CWL runs in a new temporary directory and needs to copy over all relevant files. Renku should detect that it needs to copy/create the folder for the output to the temporary directory to then copy back the created file, but maybe something went wrong with that detection. Hard to tell from a distance.

In the log it says builtins.open(filename, "w+b") failed with the FileNotFoundError: [Errno 2] No such file or directory: 'data/img_tech_note/3_uncertainty.png' error and that usually means that the parent folder doesn’t exist.

Renku tries to follow the logic of “Did the directory exist before the renku run? Then it needs to be created in CWL before execution. Did the directory not exist before the renku run? Then the script probably creates it and it doesn’t need to be created by CWL”.

The above with creating the directory in your script would be a workaround. But if there’s a way I could take a look at the project that might help understand why it’s not working automatically.

I just gave you access to the project.

Something I did in this case, was like this:

  • renku dataset create img_tech_note
  • Then I just did manually mkdir data/img_tech_note, as it doesn’t exist yet.
  • And then I did the renku run command

Could that be a reason?

Manually doing mkdir shouldn’t be an issue. We expect users to work that way.

I can see in the metadata

        "create_folder": false,
        "default_value": "data/img_tech_note/3_uncertainty.png",

and create_folder should be true for it to work (That’s the flag that tells CWL if the script creates the parent folder or if it should be handled by CWL).
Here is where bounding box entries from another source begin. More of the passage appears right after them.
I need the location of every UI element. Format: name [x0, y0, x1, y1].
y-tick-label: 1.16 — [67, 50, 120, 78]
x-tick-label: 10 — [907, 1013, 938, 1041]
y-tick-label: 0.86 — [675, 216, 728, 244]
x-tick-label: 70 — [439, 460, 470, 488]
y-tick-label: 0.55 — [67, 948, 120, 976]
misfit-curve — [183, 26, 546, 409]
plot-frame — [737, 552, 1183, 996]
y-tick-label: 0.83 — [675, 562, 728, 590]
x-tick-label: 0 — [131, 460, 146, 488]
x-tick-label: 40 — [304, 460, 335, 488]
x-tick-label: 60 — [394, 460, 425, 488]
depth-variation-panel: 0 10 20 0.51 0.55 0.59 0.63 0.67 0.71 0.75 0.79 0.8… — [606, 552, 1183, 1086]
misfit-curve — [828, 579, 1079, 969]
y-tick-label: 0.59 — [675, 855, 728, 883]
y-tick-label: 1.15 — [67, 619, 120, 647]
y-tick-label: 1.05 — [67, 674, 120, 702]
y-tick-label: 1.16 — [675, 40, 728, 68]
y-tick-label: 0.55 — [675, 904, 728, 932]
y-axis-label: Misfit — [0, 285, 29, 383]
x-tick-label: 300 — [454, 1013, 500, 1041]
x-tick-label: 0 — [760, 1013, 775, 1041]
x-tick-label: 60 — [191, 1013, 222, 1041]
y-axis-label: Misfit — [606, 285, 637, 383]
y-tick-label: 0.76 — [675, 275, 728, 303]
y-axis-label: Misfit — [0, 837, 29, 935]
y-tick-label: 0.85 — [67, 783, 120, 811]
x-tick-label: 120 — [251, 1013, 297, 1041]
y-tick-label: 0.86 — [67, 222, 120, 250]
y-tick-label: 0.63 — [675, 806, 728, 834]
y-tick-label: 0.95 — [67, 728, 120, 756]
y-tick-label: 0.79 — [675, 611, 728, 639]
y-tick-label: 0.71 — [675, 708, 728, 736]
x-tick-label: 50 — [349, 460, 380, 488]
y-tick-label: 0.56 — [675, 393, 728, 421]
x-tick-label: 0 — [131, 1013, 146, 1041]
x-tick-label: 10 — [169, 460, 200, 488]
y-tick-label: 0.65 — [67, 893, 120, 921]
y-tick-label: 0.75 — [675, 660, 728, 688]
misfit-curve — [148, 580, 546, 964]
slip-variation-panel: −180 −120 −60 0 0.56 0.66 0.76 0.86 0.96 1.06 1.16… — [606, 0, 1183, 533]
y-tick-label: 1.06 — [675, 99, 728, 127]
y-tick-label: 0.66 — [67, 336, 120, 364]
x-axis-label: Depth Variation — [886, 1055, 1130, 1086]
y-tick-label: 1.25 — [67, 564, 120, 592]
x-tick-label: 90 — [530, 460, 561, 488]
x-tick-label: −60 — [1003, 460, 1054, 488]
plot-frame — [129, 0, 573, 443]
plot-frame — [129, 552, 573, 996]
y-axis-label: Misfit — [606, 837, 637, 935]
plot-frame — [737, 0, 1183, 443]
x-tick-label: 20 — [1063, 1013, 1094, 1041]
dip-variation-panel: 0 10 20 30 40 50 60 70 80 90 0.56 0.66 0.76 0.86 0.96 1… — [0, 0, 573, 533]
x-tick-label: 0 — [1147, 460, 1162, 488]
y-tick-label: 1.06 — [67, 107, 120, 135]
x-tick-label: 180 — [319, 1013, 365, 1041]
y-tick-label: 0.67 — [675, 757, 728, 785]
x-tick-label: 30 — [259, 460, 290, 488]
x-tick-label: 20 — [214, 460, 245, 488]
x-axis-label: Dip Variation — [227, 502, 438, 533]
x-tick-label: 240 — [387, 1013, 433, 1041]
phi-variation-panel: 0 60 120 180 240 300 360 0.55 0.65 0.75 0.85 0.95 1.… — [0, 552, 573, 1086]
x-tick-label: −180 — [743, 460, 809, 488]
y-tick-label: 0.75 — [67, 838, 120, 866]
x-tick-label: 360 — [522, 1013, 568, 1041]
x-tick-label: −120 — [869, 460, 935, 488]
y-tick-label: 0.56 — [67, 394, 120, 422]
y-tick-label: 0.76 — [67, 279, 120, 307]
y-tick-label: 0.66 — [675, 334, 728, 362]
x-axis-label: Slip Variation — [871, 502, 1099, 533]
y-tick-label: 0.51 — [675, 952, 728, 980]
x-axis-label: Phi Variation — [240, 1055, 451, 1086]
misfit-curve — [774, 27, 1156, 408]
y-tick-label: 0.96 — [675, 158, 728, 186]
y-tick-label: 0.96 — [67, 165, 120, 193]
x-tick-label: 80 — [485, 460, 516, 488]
I think this is a bug, a quick look at the relevant source code shows one code-path where the create_folder flag isn’t set (and it defaults to false), so that’d explain it.

I’ve created an issue for this at CommandOutputs converted from CommandInputs don't set the `create_folder` flag correctly. · Issue #2777 · SwissDataScienceCenter/renku-python · GitHub and moved it into the current sprint.

Okay, super, thank you for the help!

You’e welcome, thank you for reporting this!

And until it’s fixed, doing something like

from pathlib import Path
Path("data/img_tech_note/3_uncertainty.png").parent.mkdir(parents=True, exist_ok=True)

in your script should work as a workaround and also be safe once we fix this issue.